Division of Nephrology, Department of Internal Medicine, Maastricht University Medical Center, Maastricht, The Netherlands.
Division of Renal Medicine, Department of Clinical Science Technology and Intervention, Karolinska Institutet, Stockholm, Sweden.
Am J Physiol Renal Physiol. 2021 Mar 1;320(3):F249-F261. doi: 10.1152/ajprenal.00540.2020. Epub 2020 Dec 28.
Patients treated with hemodialysis (HD) repeatedly undergo intradialytic low arterial oxygen saturation and low central venous oxygen saturation, reflecting an imbalance between upper body systemic oxygen supply and demand, which are associated with increased mortality. Abnormalities along the entire oxygen cascade, with impaired diffusive and convective oxygen transport, contribute to the reduced tissue oxygen supply. HD treatment impairs pulmonary gas exchange and reduces ventilatory drive, whereas ultrafiltration can reduce tissue perfusion due to a decline in cardiac output. In addition to these factors, capillary rarefaction and reduced mitochondrial efficacy can further affect the balance between cellular oxygen supply and demand. Whereas it has been convincingly demonstrated that a reduced perfusion of heart and brain during HD contributes to organ damage, the significance of systemic hypoxia remains uncertain, although it may contribute to oxidative stress, systemic inflammation, and accelerated senescence. These abnormalities along the oxygen cascade of patients treated with HD appear to be diametrically opposite to the situation in Tibetan highlanders and Sherpa, whose physiology adapted to the inescapable hypobaric hypoxia of their living environment over many generations. Their adaptation includes pulmonary, vascular, and metabolic alterations with enhanced capillary density, nitric oxide production, and mitochondrial efficacy without oxidative stress. Improving the tissue oxygen supply in patients treated with HD depends primarily on preventing hemodynamic instability by increasing dialysis time/frequency or prescribing cool dialysis. Whether dietary or pharmacological interventions, such as the administration of L-arginine, fermented food, nitrate, nuclear factor erythroid 2-related factor 2 agonists, or prolyl hydroxylase 2 inhibitors, improve clinical outcome in patients treated with HD warrants future research.

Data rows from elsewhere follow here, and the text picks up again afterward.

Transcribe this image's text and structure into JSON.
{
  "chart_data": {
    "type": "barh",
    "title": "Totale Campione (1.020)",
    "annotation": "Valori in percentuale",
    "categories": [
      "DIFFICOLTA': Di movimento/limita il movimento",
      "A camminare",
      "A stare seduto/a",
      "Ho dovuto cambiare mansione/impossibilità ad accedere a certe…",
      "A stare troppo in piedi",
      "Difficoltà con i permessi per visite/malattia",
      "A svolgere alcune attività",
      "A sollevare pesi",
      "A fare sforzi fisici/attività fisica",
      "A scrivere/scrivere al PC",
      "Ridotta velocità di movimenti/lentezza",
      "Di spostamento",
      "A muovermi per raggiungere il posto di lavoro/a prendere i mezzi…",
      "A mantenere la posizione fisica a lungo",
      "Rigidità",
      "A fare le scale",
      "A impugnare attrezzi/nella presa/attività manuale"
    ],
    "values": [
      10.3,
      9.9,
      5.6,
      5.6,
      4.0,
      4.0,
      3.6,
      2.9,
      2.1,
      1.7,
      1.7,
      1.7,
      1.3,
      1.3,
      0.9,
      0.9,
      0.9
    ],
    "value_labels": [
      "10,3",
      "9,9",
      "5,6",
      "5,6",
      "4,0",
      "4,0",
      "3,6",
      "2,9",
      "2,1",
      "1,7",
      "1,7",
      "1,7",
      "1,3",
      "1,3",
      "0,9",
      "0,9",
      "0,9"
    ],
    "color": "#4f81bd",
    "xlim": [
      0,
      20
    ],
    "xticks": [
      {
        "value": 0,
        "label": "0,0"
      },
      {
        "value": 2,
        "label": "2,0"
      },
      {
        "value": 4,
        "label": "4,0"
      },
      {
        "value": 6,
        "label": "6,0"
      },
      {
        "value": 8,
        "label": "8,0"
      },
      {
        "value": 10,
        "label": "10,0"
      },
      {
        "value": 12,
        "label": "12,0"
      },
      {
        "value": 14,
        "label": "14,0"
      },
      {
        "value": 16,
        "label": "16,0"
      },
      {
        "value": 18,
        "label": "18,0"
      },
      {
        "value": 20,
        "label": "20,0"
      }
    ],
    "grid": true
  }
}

接受血液透析(HD)治疗的患者反复出现透析中动脉血氧饱和度和中心静脉血氧饱和度降低,反映了上半身全身氧供应与需求之间的失衡,这与死亡率增加有关。沿着整个氧级联的异常,包括弥散和对流氧转运受损,导致组织氧供应减少。HD 治疗会损害肺气体交换并降低通气驱动,而超滤会因心输出量下降而降低组织灌注。除了这些因素外,毛细血管稀疏和线粒体效能降低也会进一步影响细胞氧供应与需求之间的平衡。虽然已经令人信服地证明了 HD 治疗期间心脏和大脑的灌注减少会导致器官损伤,但全身缺氧的意义仍然不确定,尽管它可能导致氧化应激、全身炎症和加速衰老。这些沿着接受 HD 治疗的患者的氧级联出现的异常似乎与藏人或夏尔巴人截然相反,他们的生理机能已经适应了他们生活环境中不可避免的低气压缺氧,经过了多代的适应。他们的适应包括肺、血管和代谢的改变,增加了毛细血管密度、一氧化氮产生和线粒体效能,而没有氧化应激。改善接受 HD 治疗的患者的组织氧供应主要取决于通过增加透析时间/频率或开处方冷却透析来预防血液动力学不稳定。饮食或药物干预,如 L-精氨酸、发酵食品、硝酸盐、核因子红细胞 2 相关因子 2 激动剂或脯氨酰羟化酶 2 抑制剂的给药,是否能改善接受 HD 治疗的患者的临床结局,这仍有待未来的研究。